I usually shop out of necessity rather than for entertainment. Yesterday though, since we were in Minneapolis, I talked Chuck into going with me to the Mall Of America. It was early afternoon when we exited Highway 77 onto Killebrew Drive, zooming past the first left turn lanes which were filled with cars. At the next traffic light, we turned into a parking garage and joined other cars hunting for an empty parking space.
Eventually, we parked near the Bloomingdale’s sign. Going into an elevator we couldn’t decide which floor to select so instead climbed the stairs where, at the first landing, we found the sky-bridge to the Mall barricaded. Traipsing up two more flights of stairs, we finally got to a pedestrian bridge spanning a roadway chasm. Inside, our first view of the Mall was looking down several levels into white and silvery layers of walkways and railings, an openness interrupted by the slant of escalators. Thousands of conversations floated up past us, mixing and bouncing off tile and glass surfaces.

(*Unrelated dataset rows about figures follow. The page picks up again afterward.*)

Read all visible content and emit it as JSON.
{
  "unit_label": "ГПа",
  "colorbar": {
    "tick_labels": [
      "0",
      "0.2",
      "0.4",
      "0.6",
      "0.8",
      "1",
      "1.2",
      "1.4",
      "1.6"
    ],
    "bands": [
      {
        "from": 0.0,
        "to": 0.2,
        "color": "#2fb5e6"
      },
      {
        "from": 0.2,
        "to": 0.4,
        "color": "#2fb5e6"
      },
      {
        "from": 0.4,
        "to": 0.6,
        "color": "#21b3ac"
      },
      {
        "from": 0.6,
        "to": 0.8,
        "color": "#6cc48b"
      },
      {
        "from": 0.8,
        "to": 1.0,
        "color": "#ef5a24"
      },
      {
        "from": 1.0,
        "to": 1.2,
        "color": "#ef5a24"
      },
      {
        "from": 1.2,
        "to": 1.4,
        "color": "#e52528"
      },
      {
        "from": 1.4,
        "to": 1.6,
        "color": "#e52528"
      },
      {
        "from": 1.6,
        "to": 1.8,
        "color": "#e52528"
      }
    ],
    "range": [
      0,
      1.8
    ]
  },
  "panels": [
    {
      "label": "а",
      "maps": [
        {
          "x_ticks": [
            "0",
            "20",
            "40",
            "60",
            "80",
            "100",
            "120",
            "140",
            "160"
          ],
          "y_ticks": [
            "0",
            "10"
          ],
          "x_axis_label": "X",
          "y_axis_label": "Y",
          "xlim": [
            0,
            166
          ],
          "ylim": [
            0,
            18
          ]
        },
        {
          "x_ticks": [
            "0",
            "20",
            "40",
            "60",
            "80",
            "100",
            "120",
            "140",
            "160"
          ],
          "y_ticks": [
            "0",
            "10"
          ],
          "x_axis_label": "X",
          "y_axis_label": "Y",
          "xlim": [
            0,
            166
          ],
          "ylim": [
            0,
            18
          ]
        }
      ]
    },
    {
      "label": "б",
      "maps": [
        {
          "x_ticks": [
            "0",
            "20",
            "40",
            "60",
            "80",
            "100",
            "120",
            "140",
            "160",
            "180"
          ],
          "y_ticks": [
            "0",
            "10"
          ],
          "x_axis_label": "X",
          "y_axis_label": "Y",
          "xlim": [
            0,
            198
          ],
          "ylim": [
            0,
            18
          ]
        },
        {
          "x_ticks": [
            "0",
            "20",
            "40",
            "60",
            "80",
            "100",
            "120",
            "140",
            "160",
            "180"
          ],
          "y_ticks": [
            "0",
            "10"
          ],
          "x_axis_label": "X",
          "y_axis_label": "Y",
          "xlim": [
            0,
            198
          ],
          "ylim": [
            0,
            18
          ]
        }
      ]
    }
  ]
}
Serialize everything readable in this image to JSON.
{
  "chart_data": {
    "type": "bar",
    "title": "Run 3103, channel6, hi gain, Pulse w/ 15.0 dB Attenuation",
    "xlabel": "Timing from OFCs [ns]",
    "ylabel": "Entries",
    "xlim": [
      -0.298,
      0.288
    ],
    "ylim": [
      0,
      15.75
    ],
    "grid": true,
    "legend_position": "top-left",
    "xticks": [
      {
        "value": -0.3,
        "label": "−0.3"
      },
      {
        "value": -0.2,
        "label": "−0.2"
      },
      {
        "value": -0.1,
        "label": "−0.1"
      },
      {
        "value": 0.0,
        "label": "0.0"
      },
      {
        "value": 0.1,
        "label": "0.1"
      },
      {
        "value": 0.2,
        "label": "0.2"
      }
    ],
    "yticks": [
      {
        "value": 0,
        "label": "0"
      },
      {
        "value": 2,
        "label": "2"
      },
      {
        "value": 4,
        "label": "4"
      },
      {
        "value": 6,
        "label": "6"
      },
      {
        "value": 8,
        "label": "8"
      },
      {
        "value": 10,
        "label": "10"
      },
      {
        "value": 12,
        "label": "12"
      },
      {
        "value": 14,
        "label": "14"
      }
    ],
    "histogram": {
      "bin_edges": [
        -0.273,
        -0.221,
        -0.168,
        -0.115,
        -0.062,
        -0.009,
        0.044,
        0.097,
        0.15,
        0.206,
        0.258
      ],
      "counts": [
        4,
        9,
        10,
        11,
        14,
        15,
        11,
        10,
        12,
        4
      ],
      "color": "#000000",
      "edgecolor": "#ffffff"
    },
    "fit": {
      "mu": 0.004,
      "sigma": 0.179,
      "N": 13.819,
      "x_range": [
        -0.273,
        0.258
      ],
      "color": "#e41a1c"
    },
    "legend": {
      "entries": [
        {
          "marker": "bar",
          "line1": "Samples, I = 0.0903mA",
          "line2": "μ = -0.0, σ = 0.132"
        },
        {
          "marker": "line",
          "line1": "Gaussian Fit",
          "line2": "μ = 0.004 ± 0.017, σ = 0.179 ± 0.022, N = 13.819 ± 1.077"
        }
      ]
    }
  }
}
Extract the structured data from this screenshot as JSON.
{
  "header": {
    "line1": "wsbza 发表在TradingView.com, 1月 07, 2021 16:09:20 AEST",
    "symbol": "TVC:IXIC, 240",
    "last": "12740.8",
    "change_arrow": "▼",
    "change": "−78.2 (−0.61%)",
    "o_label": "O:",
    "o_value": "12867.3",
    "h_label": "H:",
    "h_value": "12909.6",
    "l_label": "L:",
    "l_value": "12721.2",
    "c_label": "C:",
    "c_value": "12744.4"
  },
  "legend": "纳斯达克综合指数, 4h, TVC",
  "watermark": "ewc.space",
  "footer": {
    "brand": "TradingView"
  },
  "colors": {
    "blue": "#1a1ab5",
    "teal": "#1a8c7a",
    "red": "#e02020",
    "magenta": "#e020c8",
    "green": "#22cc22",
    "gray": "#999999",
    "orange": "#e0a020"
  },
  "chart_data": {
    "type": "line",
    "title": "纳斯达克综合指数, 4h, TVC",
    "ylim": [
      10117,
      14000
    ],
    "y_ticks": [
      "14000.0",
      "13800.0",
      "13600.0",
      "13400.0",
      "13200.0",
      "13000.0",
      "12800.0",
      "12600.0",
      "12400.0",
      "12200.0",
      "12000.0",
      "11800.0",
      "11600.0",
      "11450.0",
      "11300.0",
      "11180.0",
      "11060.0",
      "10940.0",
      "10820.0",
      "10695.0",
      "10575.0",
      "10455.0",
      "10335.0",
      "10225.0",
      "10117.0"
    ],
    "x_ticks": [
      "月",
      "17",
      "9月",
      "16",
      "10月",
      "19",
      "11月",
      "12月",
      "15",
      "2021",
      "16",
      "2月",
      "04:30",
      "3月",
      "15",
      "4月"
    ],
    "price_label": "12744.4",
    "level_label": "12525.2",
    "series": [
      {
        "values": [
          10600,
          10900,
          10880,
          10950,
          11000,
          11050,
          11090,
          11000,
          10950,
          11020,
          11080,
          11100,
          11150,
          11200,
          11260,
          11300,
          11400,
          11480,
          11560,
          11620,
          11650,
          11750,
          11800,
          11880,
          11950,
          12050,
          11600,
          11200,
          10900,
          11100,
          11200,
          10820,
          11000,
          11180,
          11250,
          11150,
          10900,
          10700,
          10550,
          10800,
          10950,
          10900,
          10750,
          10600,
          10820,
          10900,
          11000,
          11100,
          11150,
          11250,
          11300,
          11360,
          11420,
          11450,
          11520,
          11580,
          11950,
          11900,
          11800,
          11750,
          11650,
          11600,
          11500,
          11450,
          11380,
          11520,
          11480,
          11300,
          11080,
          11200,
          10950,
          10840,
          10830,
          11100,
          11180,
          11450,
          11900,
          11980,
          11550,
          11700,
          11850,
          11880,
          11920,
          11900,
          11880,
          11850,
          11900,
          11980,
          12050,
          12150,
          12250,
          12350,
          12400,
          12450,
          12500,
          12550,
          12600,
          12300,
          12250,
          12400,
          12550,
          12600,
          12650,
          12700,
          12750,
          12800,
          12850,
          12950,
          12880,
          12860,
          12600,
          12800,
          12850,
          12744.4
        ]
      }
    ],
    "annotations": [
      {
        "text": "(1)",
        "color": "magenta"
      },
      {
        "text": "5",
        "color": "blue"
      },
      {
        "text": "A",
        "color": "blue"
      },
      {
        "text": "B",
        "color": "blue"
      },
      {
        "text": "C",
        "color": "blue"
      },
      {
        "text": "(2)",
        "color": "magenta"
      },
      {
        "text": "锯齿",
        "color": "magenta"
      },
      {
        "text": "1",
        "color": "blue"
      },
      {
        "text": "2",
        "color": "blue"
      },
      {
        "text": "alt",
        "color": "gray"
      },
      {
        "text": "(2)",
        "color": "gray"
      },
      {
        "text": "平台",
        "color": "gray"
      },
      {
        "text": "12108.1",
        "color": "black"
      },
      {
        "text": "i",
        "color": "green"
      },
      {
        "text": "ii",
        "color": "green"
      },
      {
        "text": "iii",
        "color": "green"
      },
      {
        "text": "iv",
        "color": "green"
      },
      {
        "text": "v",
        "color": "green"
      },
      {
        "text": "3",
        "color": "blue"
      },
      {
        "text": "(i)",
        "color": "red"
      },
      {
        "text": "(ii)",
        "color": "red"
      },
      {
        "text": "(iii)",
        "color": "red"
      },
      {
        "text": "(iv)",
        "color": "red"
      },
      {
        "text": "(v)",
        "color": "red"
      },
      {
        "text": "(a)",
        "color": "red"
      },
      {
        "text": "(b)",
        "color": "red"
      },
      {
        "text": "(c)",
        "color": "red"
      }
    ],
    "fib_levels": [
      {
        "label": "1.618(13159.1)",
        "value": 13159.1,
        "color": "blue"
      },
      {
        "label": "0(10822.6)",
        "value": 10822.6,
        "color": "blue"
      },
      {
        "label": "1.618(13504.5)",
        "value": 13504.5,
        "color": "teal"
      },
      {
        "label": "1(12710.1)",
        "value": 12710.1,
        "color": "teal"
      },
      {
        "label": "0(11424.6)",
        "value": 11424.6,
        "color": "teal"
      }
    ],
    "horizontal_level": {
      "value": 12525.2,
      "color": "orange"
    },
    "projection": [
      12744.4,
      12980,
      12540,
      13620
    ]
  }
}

Traveling is a series of spatial encounters, whether crossing vast expanses of North Dakota or traversing the astonishing passageways of the Mall Of America. We joined a stream of shoppers—groups of girls, couples pushing strollers, women wearing headscarves and long dresses, and even young men. We rode escalators down, on each level walking past hundreds of stores selling shoes and hats, clothes, cosmetics and hair ornaments, candy, ice cream, and coffee. We tried on hats in a millinery store and bought note cards and a blank journal in a stationery store. The crowds were the most frenetic on the ground floor where the shops wrapped around a midway of three-story-high rides, even a roller coaster, and like at a carnival you could buy pale green and pink cotton candy.
Alain de Botton explains that the sign he encountered at Amsterdam’s Schipol airport was exotic “…because it succeeds in suggesting, vaguely but intensely, that the country that made it and that lies beyond the uitgang [exit] may in critical ways prove more congenial than my own to my temperament and concerns. The sign is a promise of happiness.”
After an hour-and-a-half in the Mall Of America, we started looking for the exit, not because it would give us entry to somewhere new and exotic but because we would return to a suburban calmness. But it was harder than we thought to find our way out to the right parking lot. Passing the same shops again, you wonder whether you are circling or had encountered these stores on a different level. Just past the Apple Store we saw a sign for Android owners advertising an app for navigating the Mall Of America. At a sign with a directory to the hundreds of stores we found the “you are here” arrow and searched for the exit to the east parking garage, certain that we had just experienced an abstraction of America.
Alain de Botton. The Art Of Travel. Virgin Books (2002), p 69.